E, para além da culpa materna e dos desafios de equilibrar maternidade e carreira, há outros desafios ainda maiores. Recentemente foi divulgado um caso sobre o processo de seleção do McDonald’s. Durante a entrevista coletiva, o recrutador pediu para que aquelas concorrentes à vaga que fossem mães se identificassem. Em seguida, quatro mulheres levantaram as mãos. O recrutador acenou, dando um tchau, e dispensou todas elas, desclassificando-as no processo seletivo. Questionado por uma delas se os homens, pais, também seriam eliminados do processo seletivo, ele afirmou que não. E esse é apenas um exemplo de uma situação que ocorre no mercado de trabalho.

Mas os entraves na carreira das mulheres que são mães não param por aí. Um estudo da Fundação Getúlio Vargas – FGV aponta que, após 24 meses do nascimento do filho, quase metade das mulheres em regime CLT que tiveram filhos está fora do mercado de trabalho, um padrão que se perpetua inclusive 47 meses após a licença. A maior parte das saídas do mercado de trabalho se dá sem justa causa e por iniciativa do empregador.

Portanto, percebe-se que a culpa materna tem origem na sobrecarga de assumir as responsabilidades do trabalho e de filhos, sendo que esse último de maneira desigual em comparação ao pai. Ainda assim, tentando equilibrar os pratos das diversas áreas da vida, a mulher se vê preterida em processos de seleção e com probabilidade de quase 50% de ser desligada após 24 meses do nascimento do filho. O cenário é complexo e a transformação cultural não acontece de um dia para o outro.

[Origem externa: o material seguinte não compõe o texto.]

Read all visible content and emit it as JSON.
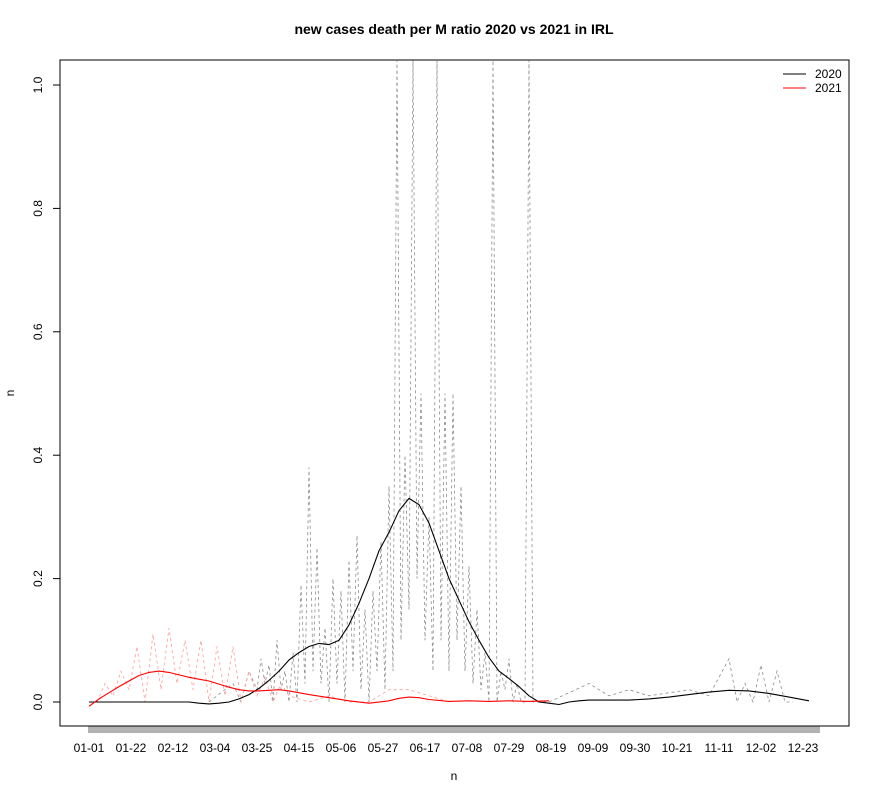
{
  "chart_data": {
    "type": "line",
    "title": "new cases death per M ratio 2020 vs 2021 in IRL",
    "xlabel": "n",
    "ylabel": "n",
    "ylim": [
      -0.04,
      1.04
    ],
    "y_ticks": [
      0.0,
      0.2,
      0.4,
      0.6,
      0.8,
      1.0
    ],
    "y_tick_labels": [
      "0.0",
      "0.2",
      "0.4",
      "0.6",
      "0.8",
      "1.0"
    ],
    "x_ticks_days": [
      0,
      21,
      42,
      63,
      84,
      105,
      126,
      147,
      168,
      189,
      210,
      231,
      252,
      273,
      294,
      315,
      336,
      357
    ],
    "x_tick_labels": [
      "01-01",
      "01-22",
      "02-12",
      "03-04",
      "03-25",
      "04-15",
      "05-06",
      "05-27",
      "06-17",
      "07-08",
      "07-29",
      "08-19",
      "09-09",
      "09-30",
      "10-21",
      "11-11",
      "12-02",
      "12-23"
    ],
    "legend": {
      "position": "top-right",
      "entries": [
        {
          "label": "2020",
          "color": "#000000"
        },
        {
          "label": "2021",
          "color": "#ff0000"
        }
      ]
    },
    "grid": false,
    "series": [
      {
        "name": "2020",
        "color": "#000000",
        "smooth_x": [
          0,
          10,
          20,
          30,
          40,
          50,
          55,
          60,
          65,
          70,
          75,
          80,
          85,
          90,
          95,
          100,
          105,
          110,
          115,
          120,
          125,
          130,
          135,
          140,
          145,
          150,
          155,
          160,
          165,
          170,
          175,
          180,
          185,
          190,
          195,
          200,
          205,
          210,
          215,
          220,
          225,
          230,
          235,
          240,
          245,
          250,
          260,
          270,
          280,
          290,
          300,
          310,
          320,
          330,
          340,
          350,
          360
        ],
        "smooth_y": [
          0.0,
          0.0,
          0.0,
          0.0,
          0.0,
          0.0,
          -0.002,
          -0.003,
          -0.002,
          0.0,
          0.005,
          0.012,
          0.022,
          0.035,
          0.05,
          0.068,
          0.08,
          0.09,
          0.095,
          0.093,
          0.1,
          0.125,
          0.16,
          0.2,
          0.245,
          0.275,
          0.31,
          0.33,
          0.32,
          0.29,
          0.245,
          0.2,
          0.165,
          0.13,
          0.1,
          0.072,
          0.05,
          0.038,
          0.025,
          0.01,
          0.0,
          -0.002,
          -0.004,
          0.0,
          0.002,
          0.003,
          0.003,
          0.003,
          0.005,
          0.008,
          0.012,
          0.016,
          0.019,
          0.018,
          0.014,
          0.008,
          0.002
        ],
        "raw_days": [
          60,
          72,
          76,
          80,
          84,
          86,
          88,
          90,
          92,
          94,
          96,
          98,
          100,
          102,
          104,
          106,
          108,
          110,
          112,
          114,
          116,
          118,
          120,
          122,
          124,
          126,
          128,
          130,
          132,
          134,
          136,
          138,
          140,
          142,
          144,
          146,
          148,
          150,
          152,
          154,
          156,
          158,
          160,
          162,
          164,
          166,
          168,
          170,
          172,
          174,
          176,
          178,
          180,
          182,
          184,
          186,
          188,
          190,
          192,
          194,
          196,
          198,
          200,
          202,
          204,
          206,
          208,
          210,
          212,
          214,
          216,
          218,
          220,
          222,
          224,
          226,
          228,
          230,
          250,
          260,
          270,
          280,
          300,
          310,
          320,
          324,
          328,
          332,
          336,
          340,
          344,
          348,
          352
        ],
        "raw_values": [
          0.0,
          0.03,
          0.0,
          0.05,
          0.02,
          0.07,
          0.03,
          0.06,
          0.0,
          0.1,
          0.02,
          0.05,
          0.0,
          0.08,
          0.0,
          0.19,
          0.03,
          0.38,
          0.05,
          0.25,
          0.03,
          0.12,
          0.0,
          0.2,
          0.03,
          0.18,
          0.0,
          0.23,
          0.05,
          0.27,
          0.02,
          0.15,
          0.0,
          0.18,
          0.05,
          0.26,
          0.02,
          0.35,
          0.05,
          1.04,
          0.1,
          0.4,
          0.15,
          1.04,
          0.2,
          0.5,
          0.1,
          0.3,
          0.05,
          1.04,
          0.1,
          0.5,
          0.05,
          0.5,
          0.1,
          0.35,
          0.05,
          0.22,
          0.03,
          0.15,
          0.02,
          0.08,
          0.0,
          1.04,
          0.0,
          0.05,
          0.02,
          0.07,
          0.0,
          0.03,
          0.0,
          0.0,
          1.04,
          0.0,
          0.0,
          0.0,
          0.0,
          0.0,
          0.03,
          0.01,
          0.02,
          0.01,
          0.02,
          0.01,
          0.07,
          0.0,
          0.03,
          0.0,
          0.06,
          0.0,
          0.05,
          0.0,
          0.0
        ]
      },
      {
        "name": "2021",
        "color": "#ff0000",
        "smooth_x": [
          0,
          5,
          10,
          15,
          20,
          25,
          30,
          35,
          40,
          45,
          50,
          55,
          60,
          65,
          70,
          75,
          80,
          85,
          90,
          95,
          100,
          110,
          120,
          130,
          140,
          150,
          155,
          160,
          165,
          170,
          180,
          190,
          200,
          210,
          220,
          230
        ],
        "smooth_y": [
          -0.007,
          0.005,
          0.015,
          0.025,
          0.034,
          0.043,
          0.048,
          0.05,
          0.048,
          0.044,
          0.04,
          0.037,
          0.034,
          0.029,
          0.024,
          0.02,
          0.018,
          0.018,
          0.019,
          0.02,
          0.018,
          0.012,
          0.007,
          0.002,
          -0.002,
          0.002,
          0.006,
          0.008,
          0.007,
          0.004,
          0.001,
          0.002,
          0.001,
          0.002,
          0.001,
          0.002
        ],
        "raw_days": [
          4,
          8,
          12,
          16,
          20,
          24,
          28,
          32,
          36,
          40,
          44,
          48,
          52,
          56,
          60,
          64,
          68,
          72,
          76,
          80,
          84,
          88,
          92,
          96,
          100,
          110,
          120,
          130,
          140,
          150,
          160,
          170,
          180
        ],
        "raw_values": [
          0.0,
          0.03,
          0.01,
          0.05,
          0.02,
          0.09,
          0.0,
          0.11,
          0.02,
          0.12,
          0.03,
          0.1,
          0.02,
          0.1,
          0.0,
          0.09,
          0.01,
          0.09,
          0.0,
          0.05,
          0.01,
          0.04,
          0.0,
          0.03,
          0.01,
          0.0,
          0.01,
          0.0,
          0.0,
          0.02,
          0.02,
          0.01,
          0.0
        ]
      }
    ]
  }
}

Mães desenvolvem mais habilidades socioemocionais

Em contrapartida, na contramão desse cenário, consultorias como a Filhos no Currículo apontam habilidades socioemocionais desenvolvidas durante o processo de educar uma criança que são importantes soft skills desejados pelas empresas. Entre elas estão a empatia, comprometimento, planejamento, inteligência emocional, criatividade, capacidade de escuta, resiliência, delegação e trabalho em equipe.

A consultoria lançou a campanha #meufilhonocurriculo, que é o início de um plano maior que propõe a implantação de uma nova cultura no mundo corporativo. As gestoras da consultoria levam até as empresas jornadas de conteúdos, ferramentas práticas para profissionais e líderes assimilarem pontos importantes na relação entre pais e mães, como, por exemplo, o momento da notícia da espera do bebê, a gravidez, a preparação para licença-maternidade. “Elaboramos um projeto de preparação da liderança criando um ambiente de respeito e inspiração”, diz a fundadora, Michelle Terni.

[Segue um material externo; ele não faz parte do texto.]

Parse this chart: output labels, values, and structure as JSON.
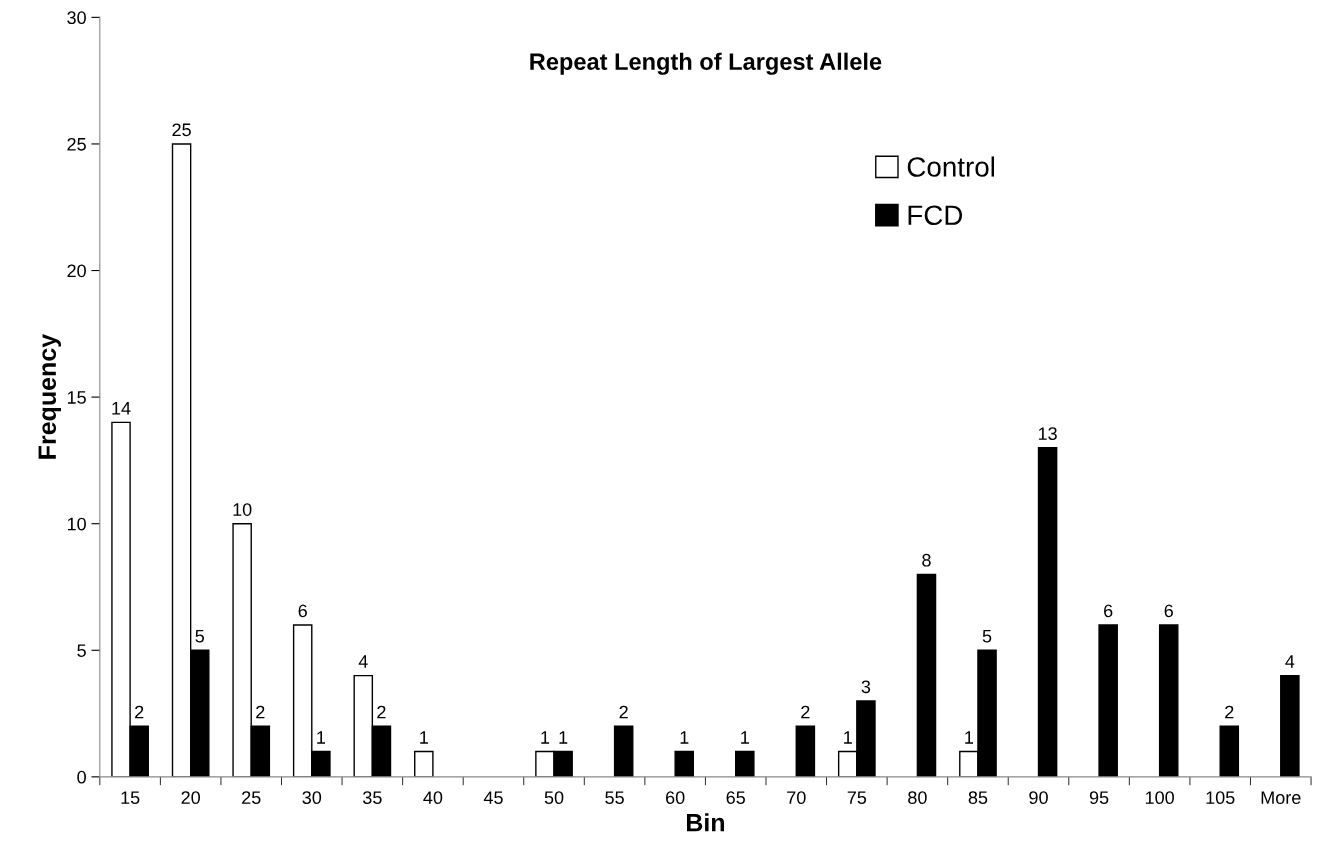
{
  "chart_data": {
    "type": "bar",
    "title": "Repeat Length of Largest Allele",
    "xlabel": "Bin",
    "ylabel": "Frequency",
    "categories": [
      "15",
      "20",
      "25",
      "30",
      "35",
      "40",
      "45",
      "50",
      "55",
      "60",
      "65",
      "70",
      "75",
      "80",
      "85",
      "90",
      "95",
      "100",
      "105",
      "More"
    ],
    "series": [
      {
        "name": "Control",
        "color": "#ffffff",
        "values": [
          14,
          25,
          10,
          6,
          4,
          1,
          0,
          1,
          0,
          0,
          0,
          0,
          1,
          0,
          1,
          0,
          0,
          0,
          0,
          0
        ],
        "value_labels": [
          "14",
          "25",
          "10",
          "6",
          "4",
          "1",
          null,
          "1",
          null,
          null,
          null,
          null,
          "1",
          null,
          "1",
          null,
          null,
          null,
          null,
          null
        ]
      },
      {
        "name": "FCD",
        "color": "#000000",
        "values": [
          2,
          5,
          2,
          1,
          2,
          0,
          0,
          1,
          2,
          1,
          1,
          2,
          3,
          8,
          5,
          13,
          6,
          6,
          2,
          4
        ],
        "value_labels": [
          "2",
          "5",
          "2",
          "1",
          "2",
          null,
          null,
          "1",
          "2",
          "1",
          "1",
          "2",
          "3",
          "8",
          "5",
          "13",
          "6",
          "6",
          "2",
          "4"
        ]
      }
    ],
    "ylim": [
      0,
      30
    ],
    "yticks": [
      0,
      5,
      10,
      15,
      20,
      25,
      30
    ],
    "grid": false,
    "legend": "top right"
  }
}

Empresas precisam estar cada vez mais atentas ao tema

Neste contexto, podemos afirmar que o mercado é heterogêneo e há empresas que se destacam muito positivamente na lida com as questões do pilar “gênero” no âmbito dos programas de diversidade e inclusão. Seja aumentando a licença maternidade e licença paternidade, seja contratando mulheres grávidas, incentivando a amamentação por meio da adesão ao programa “Mulheres Trabalhadoras que Amamentam”, do Ministério da Saúde, contratando consultorias como a Filhos no Currículo, entre outras diversas ações.

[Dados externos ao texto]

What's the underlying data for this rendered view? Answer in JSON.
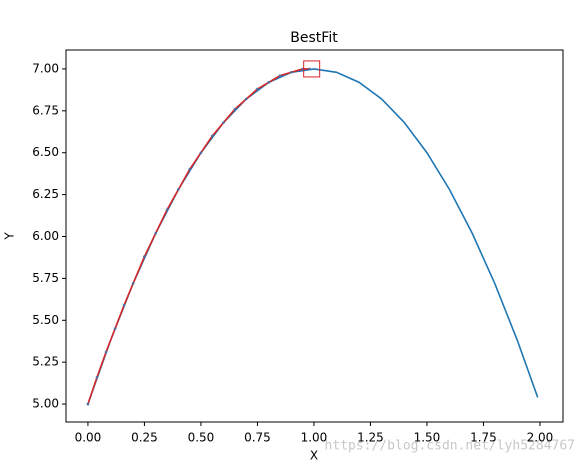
{
  "chart_data": {
    "type": "line",
    "title": "BestFit",
    "x_label": "X",
    "y_label": "Y",
    "xlim": [
      -0.097,
      2.102
    ],
    "ylim": [
      4.893,
      7.113
    ],
    "xticks": [
      {
        "value": 0,
        "label": "0.00"
      },
      {
        "value": 0.25,
        "label": "0.25"
      },
      {
        "value": 0.5,
        "label": "0.50"
      },
      {
        "value": 0.75,
        "label": "0.75"
      },
      {
        "value": 1,
        "label": "1.00"
      },
      {
        "value": 1.25,
        "label": "1.25"
      },
      {
        "value": 1.5,
        "label": "1.50"
      },
      {
        "value": 1.75,
        "label": "1.75"
      },
      {
        "value": 2,
        "label": "2.00"
      }
    ],
    "yticks": [
      {
        "value": 5,
        "label": "5.00"
      },
      {
        "value": 5.25,
        "label": "5.25"
      },
      {
        "value": 5.5,
        "label": "5.50"
      },
      {
        "value": 5.75,
        "label": "5.75"
      },
      {
        "value": 6,
        "label": "6.00"
      },
      {
        "value": 6.25,
        "label": "6.25"
      },
      {
        "value": 6.5,
        "label": "6.50"
      },
      {
        "value": 6.75,
        "label": "6.75"
      },
      {
        "value": 7,
        "label": "7.00"
      }
    ],
    "series": [
      {
        "color": "#1f77b4",
        "markers": false,
        "x": [
          0,
          0.1,
          0.2,
          0.3,
          0.4,
          0.5,
          0.6,
          0.7,
          0.8,
          0.9,
          1.0,
          1.1,
          1.2,
          1.3,
          1.4,
          1.5,
          1.6,
          1.7,
          1.8,
          1.9,
          1.99
        ],
        "values": [
          5,
          5.38,
          5.72,
          6.02,
          6.28,
          6.5,
          6.68,
          6.82,
          6.92,
          6.98,
          7.0,
          6.98,
          6.92,
          6.82,
          6.68,
          6.5,
          6.28,
          6.02,
          5.72,
          5.38,
          5.04
        ]
      },
      {
        "color": "#d62728",
        "markers": true,
        "marker_color": "#4a6fa5",
        "x": [
          0,
          0.04,
          0.08,
          0.12,
          0.16,
          0.2,
          0.25,
          0.3,
          0.35,
          0.4,
          0.45,
          0.5,
          0.55,
          0.6,
          0.65,
          0.7,
          0.75,
          0.8,
          0.85,
          0.9,
          0.95,
          0.98
        ],
        "values": [
          5,
          5.16,
          5.31,
          5.45,
          5.59,
          5.72,
          5.88,
          6.02,
          6.16,
          6.28,
          6.4,
          6.5,
          6.6,
          6.68,
          6.76,
          6.82,
          6.88,
          6.92,
          6.96,
          6.98,
          7.0,
          7.0
        ]
      }
    ],
    "highlight": {
      "x": 0.99,
      "y": 7.0,
      "color": "#d62728"
    },
    "watermark": "https://blog.csdn.net/lyh5284767"
  }
}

As organizações precisam estar cada vez mais sensíveis e atentas ao tema, cuidando para que os processos seletivos não repitam distorções culturais e, também, cuidando para que as mulheres e mães colaboradoras se sintam seguras, pertencentes e possam vislumbrar um futuro promissor na carreira. E, assim, descobrirem que a maternidade é o melhor MBA em soft skills, melhor programa de autodesenvolvimento disponível no mercado.

Fontes: Segs, G1, FGV, Valor Investe, Forbes

*Isabela Duarte é mãe de dois filhos, especialista de compliance e governança da Previdência Usiminas, PMO do Planejamento Estratégico da Entidade e pós-graduada em Previdência Complementar e Gestão Estratégica de Pessoas.